Обитая в другом мире и даже другом цвете, Пушкину не просто было найти общий язык с чугунниками в их черно-белой столице. Между ним и Горчаковым переписки совсем не было, но почти не было ее в южные годы и с Пущиным —

Из края в край преследуем грозой,
Запутанный в сетях судьбы суровой,
Я с трепетом на лоно дружбы новой,
Устав, приник ласкающей главой…

Наступила классическая ситуация, опасная, но необходимая для юной дружбы: расхождение, удаление, чтобы после вернуться — или не вернуться… Впрочем, Пушкин изъяснялся со многими приятелями печатно, вместо писем являясь к ним с "Бахчисарайским фонтаном", "Кавказским пленником", первыми строфами «Онегина»; или рукописно-крамольными сочинениями ("Кинжал", "Послание к цензору", новые эпиграммы). Отношения не прекращались, но слишком далеки пушкинские Кишинев, Одесса от пущинского Петербурга и горчаковского Лондона…

И тут мы прервем на время, на одну главу, повествование о трех приятелях и последуем за поэтом на Юг, в 1820-е годы.

Глава 2

САРАНЧА ЛЕТЕЛА…

Несколько лет назад в редакции журнала "Знание — сила" толковали о научных экспедициях:

— Давайте организуем экспедицию журнала.

— Давайте, давайте! А что делать надо? Открывать звезды, античастицы или химические элементы?

— Хорошо бы, да не откроем. Нужны темы, особые темы, где мы можем развернуться без смешной конкуренции с институтами и лабораториями. Ведь Генри Стэнли открыл в свое время неведомые страны и спас экспедицию Ливингстона, находясь в служебной командировке от газеты "Нью-Йорк геральд", очень просто: получил от газеты задание — открыть! Понимаете, не описать чужие достижения, а открыть самому. Открыл — и описал…

— Ну что ж, в любой редакции найдется пяток-другой Стэнли, но где же пропавшие Ливингстоны?

— Ах, вы даже не догадываетесь, как много Ливингстонов еще не спасено!.. Представьте, в каком-то сибирском озере появляется дракон, обыкновенный мезозойский дракон. Ученые смеются и не едут, мы тоже смеемся, но едем — и совершаем одно из двух возможных научных открытий: "дракон есть" или "дракона нет"…

— Понятно: первый возможный тип нашей экспедиции — проверка правдивых легенд и невероятных былей. Журналист, не менее крепкий и отчаянный, чем коллега Мелоун из "Затерянного мира", готов последовать за любым Челленджером или заменить последнего…

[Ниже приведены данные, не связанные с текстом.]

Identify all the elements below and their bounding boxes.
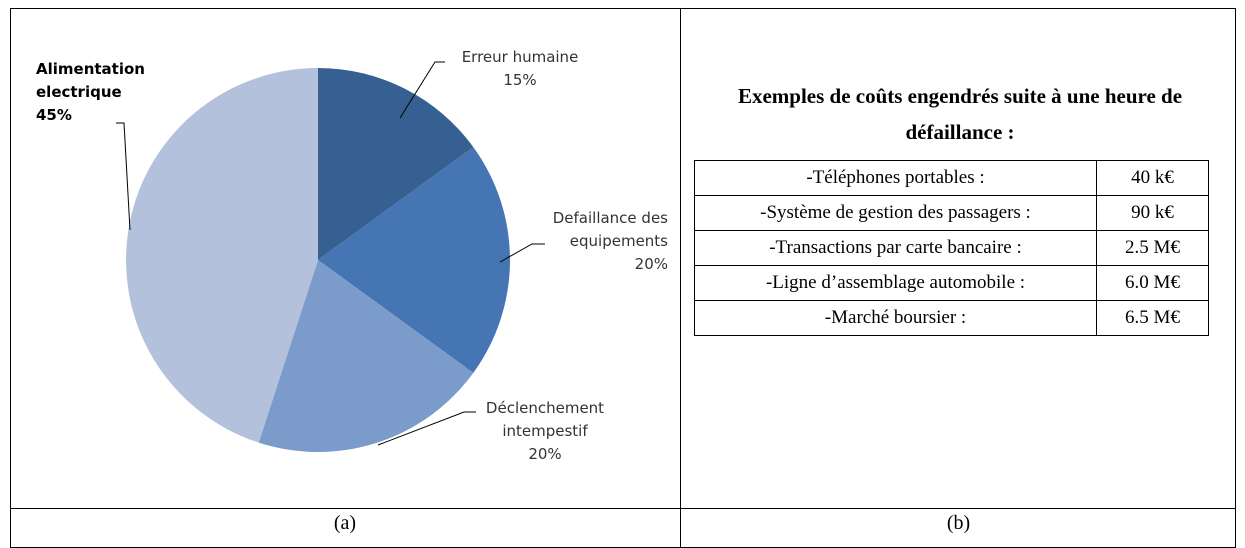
divider	[10, 508, 1236, 509]
leader-line	[399, 61, 445, 119]
leader-line	[499, 243, 545, 263]
leader-lines	[116, 61, 545, 446]
pie-slice	[126, 68, 319, 443]
value-label: 20%	[634, 255, 668, 273]
table-cell: 6.0 M€	[1096, 265, 1209, 301]
slice-label: Déclenchement intempestif 20%	[470, 397, 620, 466]
category-name: Defaillance des equipements	[552, 209, 668, 250]
cost-table: -Téléphones portables :40 k€ -Système de …	[694, 160, 1209, 336]
category-name: Erreur humaine	[461, 48, 579, 66]
divider	[680, 8, 681, 548]
table-cell: -Transactions par carte bancaire :	[694, 230, 1097, 266]
table-title: Exemples de coûts engendrés suite à une …	[737, 84, 1183, 144]
table-cell: 90 k€	[1096, 195, 1209, 231]
table-row: -Transactions par carte bancaire :2.5 M€	[694, 230, 1209, 266]
table-cell: 2.5 M€	[1096, 230, 1209, 266]
pie-slice	[318, 68, 474, 260]
pie-slice	[258, 260, 474, 452]
table-cell: 40 k€	[1096, 160, 1209, 196]
slice-label: Defaillance des equipements 20%	[520, 207, 668, 276]
pie-slice	[318, 147, 511, 373]
table-cell: -Ligne d’assemblage automobile :	[694, 265, 1097, 301]
table-row: -Téléphones portables :40 k€	[694, 160, 1209, 196]
value-label: 45%	[36, 106, 72, 124]
table-cell: -Marché boursier :	[694, 300, 1097, 336]
slice-label: Alimentation electrique 45%	[36, 58, 156, 127]
leader-line	[116, 122, 131, 231]
table-row: -Marché boursier :6.5 M€	[694, 300, 1209, 336]
category-name: Alimentation electrique	[36, 60, 145, 101]
leader-line	[377, 411, 476, 446]
table-cell: -Téléphones portables :	[694, 160, 1097, 196]
caption: (a)	[333, 512, 357, 534]
table-cell: -Système de gestion des passagers :	[694, 195, 1097, 231]
table-row: -Ligne d’assemblage automobile :6.0 M€	[694, 265, 1209, 301]
pie-chart	[116, 61, 545, 452]
table-row: -Système de gestion des passagers :90 k€	[694, 195, 1209, 231]
value-label: 15%	[503, 71, 537, 89]
slice-label: Erreur humaine 15%	[445, 46, 595, 92]
table-cell: 6.5 M€	[1096, 300, 1209, 336]
category-name: Déclenchement intempestif	[485, 399, 605, 440]
value-label: 20%	[528, 445, 562, 463]
caption: (b)	[946, 512, 971, 534]
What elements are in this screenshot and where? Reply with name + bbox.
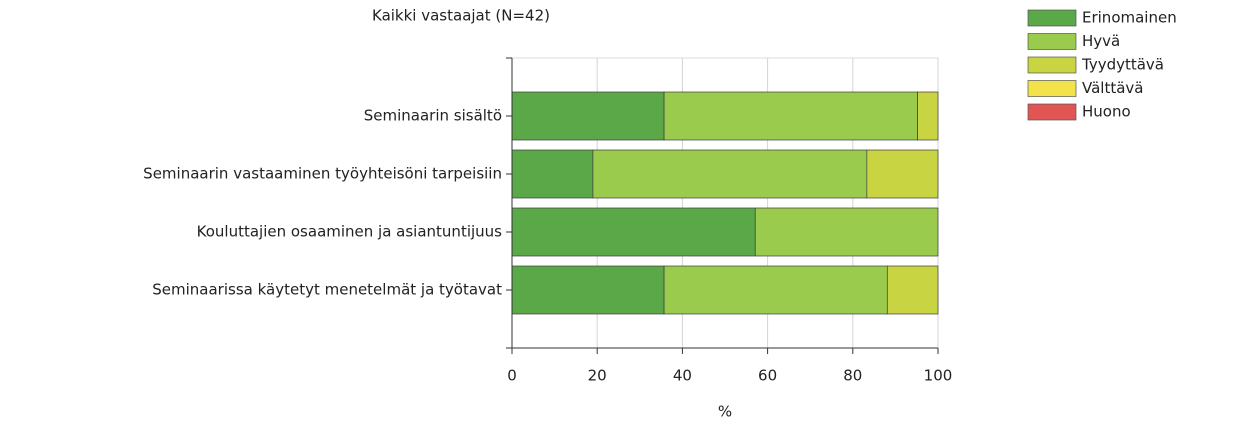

— Кроме легенд, есть еще пропавшие библиотеки, исчезнувшие рукописи, сундуки, из которых торчат не прочитанные никем (кроме авторов) гениальные стихи, трактаты, мемуары и афоризмы.

Кроме старых рукописей, есть еще географические названия, происхождения которых пока никто не понял, и есть наскальные знаки и рисунки, которые никто не расшифровал… Да что толковать — обратимся к нескольким археологам, натуралистам, текстологам и путешественникам; обратимся и скажем: "Поделитесь горстью-другой "неразгрызенных орешков", пошлите нас хотя бы к одной из ваших загадок — не обязательно к самой трудной, но, пожалуйста, и не к самой легкой. «Нас» — это сотрудников и друзей журнала, то есть журналистов и ученых-журналистов!"

Так случилось, что в одну из первых пробных экспедиций пришлось отправиться автору этих строк…

Отправиться в командировку от журнала, да не в простую, а в научную, было, конечно, заманчиво, тем более что для начала предлагали открыть не бассейн Конго или десятую главу «Онегина», а нечто полегче.

В редакции хранился уже список кое-каких объектов, на которые "хорошо бы двинуться"; у меня же была своя тетрадка исторических и литературных тайн. Стали обсуждать. Говорили о коллекции Строгановых в Томском университете, где "может найтись что угодно…", о бесценной библиотеке пушкинского приятеля Ивана Липранди, давно исчезнувшей, но недавно "мелькнувшей в Кишиневе", о сундуке сибирского купца Пестерева, близкого к Чернышевскому и Герцену, "а в том сундуке…".